Ketika Aulia menghilang ke dalam kamar mandi, Setyo baru menyadari kalau dia menahan napasnya. Cowok itu mengipas wajahnya sendiri dan menghela napas panjang. “Muka gue kenapa panas, ya? Apa gue mulai terserang demam?”
###
“Lo keterlaluan.”
Austine Stevano melirik datar ke samping dan mendengus. Dia mengaduk minumannya dan berkata, “Menguping, heh? Menguntit gue? Kebiasaan yang sangat buruk, Andini.”
Andini Sylvania menarik napas panjang dan menarik kerah kemeja Austine hingga tubuh mereka berbenturan dan wajah keduanya sangat dekat. Ditatapnya kedua mata tajam dan dingin Austine.
“Lo kelewatan.” Andini kembali bersuara.
“Ini bukan urusan lo, Andini.”
“Lo lupa kalau gue yang selalu ada di sisi lo selama ini? Sejak kita kecil sampai kita sedewasa ini. Gue tau semuanya. Gue tau mengenai lo dan Aulia. Austine, jangan sampai lo menyesali semuanya setelah terlambat.”
Austine menyentak tangan mungil Andini dari kerah kemejanya. “Lo nggak tau apa-apa.”
Andini mendengus. “Really, Austine?”
“Pergi dari hadapan gue, Andini. Ini peringatan pertama dan terakhir buat lo.” Austine mencengkram kuat dagu Andini hingga cewek itu meringis namun tetap menatap tegas kedua mata cowok di depannya tersebut.

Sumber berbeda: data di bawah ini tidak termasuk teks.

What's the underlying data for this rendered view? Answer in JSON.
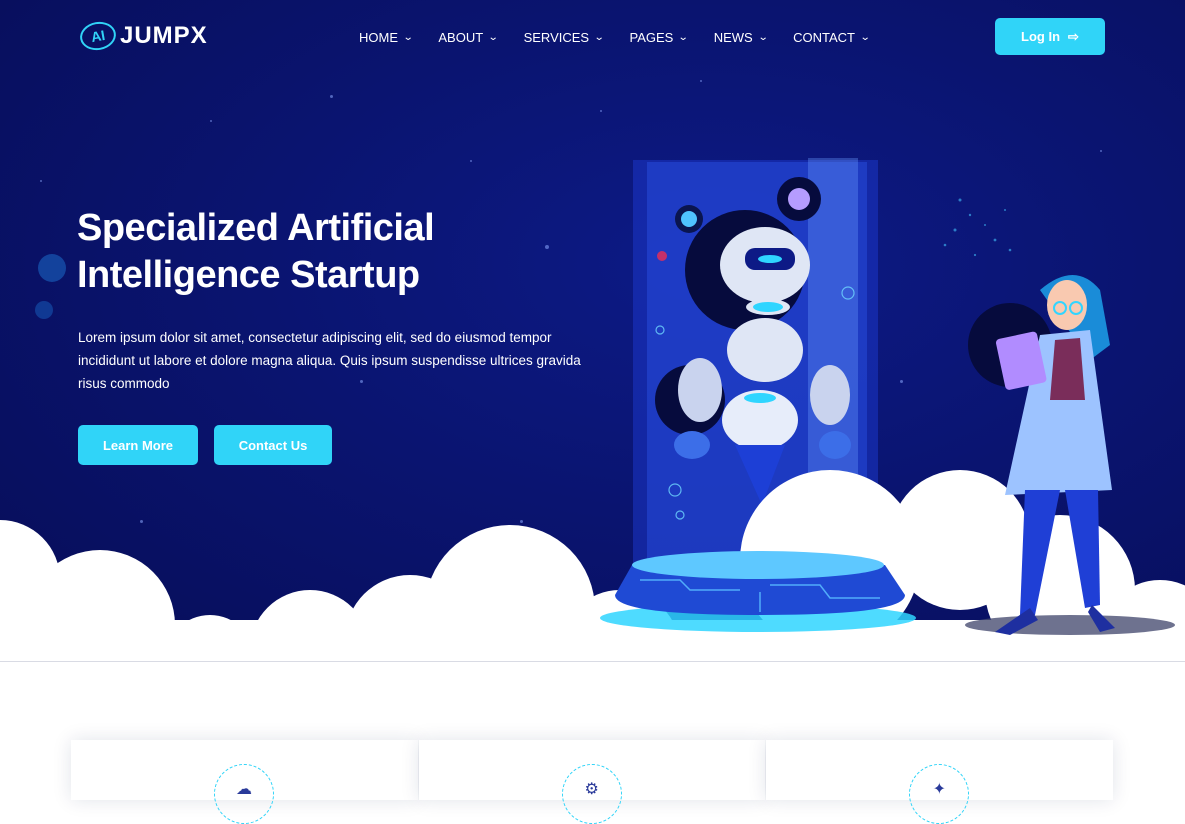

Setelah berkata demikian, Austine melepaskan dagu Andini dan bangkit dari kursinya. Cowok itu berniat pergi dari tempat ini, ketika dia mendengar Andini yang mengaduh. Sambil menghela napas berat, Austine menoleh dan mengangkat satu alisnya saat melihat Andini sedang meringis menahan sakit.
“Now, what?” tanyanya datar.
“Apa lo nggak bisa liat kalau gue kesakitan? Apa lo nggak bisa menebak kalau maag gue kumat?” Andini mencoba berdiri dan tubuhnya limbung ke samping. Cewek itu dipastikan akan jatuh kalau tangan kuat dan kokoh milik Austine tidak menahan pinggangnya. “Gue nggak bisa pulang sendiri.”
Lagi, Austine menghela napas berat. Cowok itu berjongkok di hadapan Andini dan menunjuk punggungnya. “Buruan. Biar gue gendong dan antar lo pulang.”
Andini tersenyum penuh kemenangan dan langsung mengalungkan kedua lengannya ke leher Austine. Tanpa kesulitan, Austine mengangkat Andini di punggungnya. Keduanya meninggalkan tempat tersebut dalam diam.
Liat aja, Austine. Gue pasti akan bikin lo dan Aulia dekat seperti saat kalian masih kecil dulu.